The natural response to that may be—then why not change the rules to make the abusive behaviour fall under the site’s policies? Gasca said that what may be seen as abusive in, say, Japan, may not be the same as in the United States. On top of that, Gadde said Twitter believes changing the rules doesn’t change how people interact with the site.

“One of the mistakes we made in the early days was thinking that we could change the rules and change the behavior, and what we found as we put more aggressive rules in place, that it really wasn’t having that much of an impact,” Gadde said.

“Realistically what we’ve found that has had much more effect is if we work really closely with teams, like Product and Engineering teams, for future research, to really think about how to address these problems holistically, and not think of these as just one team has to go figure out the answer to this,” she said. This is where various teams will work on developing the strategies that go beyond simply banning or not.

“The growth team tended to have priority over everything, because those monthly active users were so crucial.”

It’s worth mentioning that, on other social networks that have banned specific types of offensive content or specific communities, researchers have found that those communities do not reconstitute themselves in meaningful numbers elsewhere on the site. For example, after Reddit banned a series of racist and misogynistic subreddits, Georgia Tech researchers found that users affected by the ban reduced their overall hate speech and found that many users simply left the platform altogether.

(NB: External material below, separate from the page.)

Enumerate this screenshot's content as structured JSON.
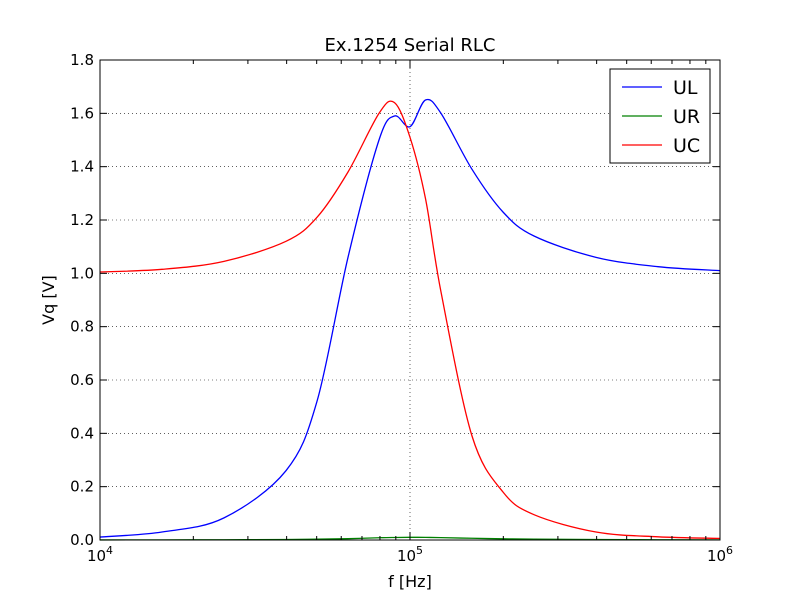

Twitter’s approach of leaving content up, albeit perhaps not immediately visible to a user, instead of removing it is still open to plenty of criticism.

“Twitter’s responses, even those that move beyond a binary approach, show how they are actually playing an active role in the type of content that appears and surfaces on their platform,” Lewis from Data & Society said. “And hiding content instead of removing it can lead to unintended consequences. Among other issues, it can generate a conspiratorial mindset among content creators who feel that their content is being suppressed but cannot always prove it. In short, it shows a lack of transparency that breeds distrust on the platform while still failing to grapple with the root issues at work.”

In its early days, the trust and safety team was made up of just around five or six people, one former employee said. Those people were not only responsible for designing and implementing the site’s policies, but enforcing them as well with a basic email system, they added.

“I guess the team was able to handle the tickets, but we purposefully made it difficult to file them, to report tweets,” the former employee said. “That was very intentional; to make it difficult to do, so there’d be less incoming tickets to handle, therefore less employees needed.” A second former employee characterized the decision differently. Instead of making it intentionally difficult, the motivation was closer to: why improve the reporting mechanism if the team knew it would increase the time it takes to reply to a ticket?

The trust and safety team previously batted heads with the part of Twitter tasked with making the platform bigger.

“The growth team tended to have priority over everything, because those monthly active users were so crucial,” one of the former employees said. “If we suspend more people, we lose people, which the growth team doesn’t like, and there is a lot of that.”

“If we make it harder to make an account to weed out some bots, the growth team doesn’t like that,” they added.

Twitter denied the company purposefully made it harder for people to report tweets, and instead said it focused on making it easier to report tweets that legitimately required attention, while cutting down on the number of malicious reports, such as those from trolls abusing the reporting system.

One of the former employees, who criticized the company in other ways, nevertheless stressed that Twitter is better at fighting abuse now than it has ever been.

“While we’re still growing, we still have growing pains, we’ve come a long way in the last 24 months,” Hicks said.

Update: This piece has been updated to include a more specific phrasing of David Gasca’s work.